In this study, we analyzed the clinical data for 138 patients with ICA aneurysms and identified that 14 min and 14.5 min were the supplementary critical values for MEP and SSEP deterioration duration, respectively. This result suggests that the vascular territory of the ICA has a higher tolerance to ischemia than that of the MCA. Accordingly, the warning criteria for IONM could also be refined for ICA aneurysms.

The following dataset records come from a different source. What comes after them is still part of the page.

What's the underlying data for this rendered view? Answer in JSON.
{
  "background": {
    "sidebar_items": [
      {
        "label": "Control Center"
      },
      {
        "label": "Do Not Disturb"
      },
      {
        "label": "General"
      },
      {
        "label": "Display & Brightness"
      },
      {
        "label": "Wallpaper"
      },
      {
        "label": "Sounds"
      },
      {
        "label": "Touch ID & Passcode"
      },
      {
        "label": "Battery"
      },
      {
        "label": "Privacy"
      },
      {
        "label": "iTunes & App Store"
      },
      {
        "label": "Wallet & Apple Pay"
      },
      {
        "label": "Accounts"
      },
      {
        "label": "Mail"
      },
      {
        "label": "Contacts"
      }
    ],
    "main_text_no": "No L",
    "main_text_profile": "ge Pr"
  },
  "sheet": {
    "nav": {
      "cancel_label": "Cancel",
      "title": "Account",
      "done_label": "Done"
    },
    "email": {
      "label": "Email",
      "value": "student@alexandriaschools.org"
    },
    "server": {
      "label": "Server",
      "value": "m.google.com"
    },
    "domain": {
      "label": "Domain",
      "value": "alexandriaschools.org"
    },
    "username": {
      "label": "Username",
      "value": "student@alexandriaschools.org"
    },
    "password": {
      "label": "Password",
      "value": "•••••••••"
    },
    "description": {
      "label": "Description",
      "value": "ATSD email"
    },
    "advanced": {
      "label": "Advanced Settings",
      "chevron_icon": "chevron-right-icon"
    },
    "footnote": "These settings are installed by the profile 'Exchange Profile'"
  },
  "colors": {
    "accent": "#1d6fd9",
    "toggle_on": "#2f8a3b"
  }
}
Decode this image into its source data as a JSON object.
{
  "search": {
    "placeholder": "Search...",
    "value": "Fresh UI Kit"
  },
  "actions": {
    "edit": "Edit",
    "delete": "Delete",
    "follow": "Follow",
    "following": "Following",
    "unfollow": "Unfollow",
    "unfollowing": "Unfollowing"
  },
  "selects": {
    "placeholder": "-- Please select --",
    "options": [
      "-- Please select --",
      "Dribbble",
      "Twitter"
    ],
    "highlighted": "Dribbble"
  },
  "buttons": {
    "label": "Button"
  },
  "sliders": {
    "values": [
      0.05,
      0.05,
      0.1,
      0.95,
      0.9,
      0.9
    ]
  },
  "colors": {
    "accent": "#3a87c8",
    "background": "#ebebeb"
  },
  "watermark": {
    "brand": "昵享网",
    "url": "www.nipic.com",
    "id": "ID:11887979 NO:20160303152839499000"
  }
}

Another valuable finding of this study was that the MEP/SSEP changes were adjusted according to the supplementary critical values of MEP/SSEP deterioration duration, and thus possess a higher predictive validity. This result further confirms the potential of MEP/SSEP deterioration duration as a complement to the existing warning criteria. The data for MEP/SSEP deterioration duration allow a more optimal explanation for the changes in EP monitoring and thus can provide additional details to surgeons. Not all intraoperative amplitude reductions herald an adverse clinical outcome. If the amplitude can recover within the threshold time, surgeons can expect patients to achieve a good functional outcome. For patients with EP changes that do not recover within the threshold time, early postoperative rehabilitation intervention should be considered. Overall, tailored IONM warning criteria based on disease characteristics should be recommended for precise monitoring, and should be explored in the future.

5 Limitations

There were some limitations to this study. First, the study was retrospective in nature, and therefore, future prospective studies are needed. Second, the number of IONM positive cases was relatively low, especially for cases with SSEP changes. Thus, the results related to SSEP in this study should be interpreted with caution.